In her dream, he was talking to her as she lay lounging on their couch. Her head was on his lap and they were just watching TV. She was trying to listen to what he was saying, she knew it was important and that she should listen, but she just couldn’t hear him over the TV. Finally after ages, she could make out two of the words. “Border, safety.” Meaningless to you and me, but they meant everything to her. With a gasp, she wakes up, barely keeping herself on the ledge. The light was watery and gray, the landscape pitted and deformed. She is behind schedule. There is still enough cover for her to move, but it is only dark enough to find a place to hide. That is pushing it, but her spot at the moment is only good enough to keep herself covered from the automated planes, not soldiers.

Trying to keep herself from panic, she takes a breath and slowly lets it out. Then before she can talk herself out of it, she slips out of her hiding spot, and darts across to an abandoned trench. She drops down, landing crouched, before rushing to an over hang. Her hands scrape at the ground before she spots a shovel, lying discarded. Picking it up she digs furiously and quickly until there is a decent size hole, which she promptly ducks into, just as the sun crests the horizon.

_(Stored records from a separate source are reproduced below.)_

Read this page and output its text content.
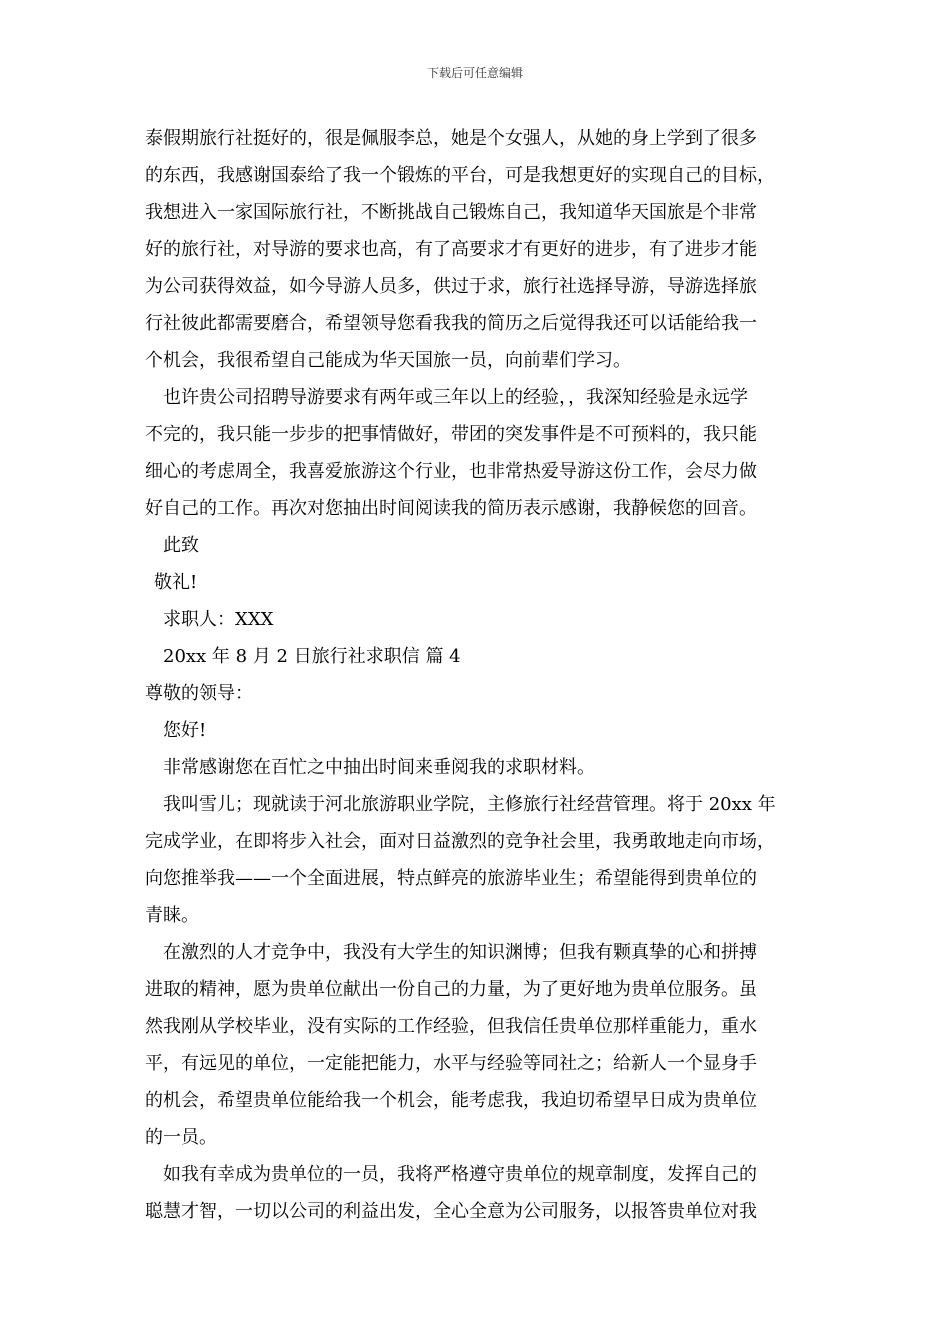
下载后可任意编辑
泰假期旅行社挺好的，很是佩服李总，她是个女强人，从她的身上学到了很多
的东西，我感谢国泰给了我一个锻炼的平台，可是我想更好的实现自己的目标，
我想进入一家国际旅行社，不断挑战自己锻炼自己，我知道华天国旅是个非常
好的旅行社，对导游的要求也高，有了高要求才有更好的进步，有了进步才能
为公司获得效益，如今导游人员多，供过于求，旅行社选择导游，导游选择旅
行社彼此都需要磨合，希望领导您看我我的简历之后觉得我还可以话能给我一
个机会，我很希望自己能成为华天国旅一员，向前辈们学习。
也许贵公司招聘导游要求有两年或三年以上的经验，，我深知经验是永远学
不完的，我只能一步步的把事情做好，带团的突发事件是不可预料的，我只能
细心的考虑周全，我喜爱旅游这个行业，也非常热爱导游这份工作，会尽力做
好自己的工作。再次对您抽出时间阅读我的简历表示感谢，我静候您的回音。
此致
敬礼!
求职人：XXX
20xx 年 8 月 2 日旅行社求职信 篇 4
尊敬的领导：
您好!
非常感谢您在百忙之中抽出时间来垂阅我的求职材料。
我叫雪儿；现就读于河北旅游职业学院，主修旅行社经营管理。将于 20xx 年
完成学业，在即将步入社会，面对日益激烈的竞争社会里，我勇敢地走向市场，
向您推举我——一个全面进展，特点鲜亮的旅游毕业生；希望能得到贵单位的
青睐。
在激烈的人才竞争中，我没有大学生的知识渊博；但我有颗真挚的心和拼搏
进取的精神，愿为贵单位献出一份自己的力量，为了更好地为贵单位服务。虽
然我刚从学校毕业，没有实际的工作经验，但我信任贵单位那样重能力，重水
平，有远见的单位，一定能把能力，水平与经验等同社之；给新人一个显身手
的机会，希望贵单位能给我一个机会，能考虑我，我迫切希望早日成为贵单位
的一员。
如我有幸成为贵单位的一员，我将严格遵守贵单位的规章制度，发挥自己的
聪慧才智，一切以公司的利益出发，全心全意为公司服务，以报答贵单位对我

The day passes with a few close calls, but nothing that makes her crawl out of her hole searching for safety. Sure she wants to, but she is shaking so hard that all she can do is curl into a ball. When she isn’t busy being scared pantless, she dozes off, her dreams filled with death, but mostly of him. Of his hair, his lips on hers, his velvet like voice.

When it’s finally dark, the voices of men finally quieted down, she crawls out of the hole, starting her run once again. This time it goes more uneventful, but as she nears the border, the fence, she can feel her heart pound even harder. Excitement? Fear? She doesn’t know, doesn’t want to know. She turns off her thoughts, emotions, trying to let instinct take over. Don’t step there, step here, duck there.

Somewhere near the fence, she breaks a simple string. Doesn’t even notice as it twanged, and set off an alarm that clangs in a far away barrack. The man who responds to the call simply glances at the monitor of the camera to see what had set off the alarm. With a click of a button, he sends an automated plane to take care of the matter.

As she mounts the fence and begins to climb, the roar of an airplane is suddenly on top of her. Before she has the chance to react, bullets riddle her body, and she falls to the ground, gasping. As her bowels let go, she distantly thinks about how messed up it is that she can’t get over the fence simply because she is shot. And infected, oh yes, she is quite infected. A carrier of the disease, there are plenty of them, but not enough to make them widely freed. When you became infected you lost your memories, your sense of being. She had seen the infection work firsthand after giving her boyfriend the disease.

She lays there, staring up at the inky dark sky, as life slowly leaves her. One good thing, she’d come back eventually, and the trip would start all over again. She dies with a smile on her lips.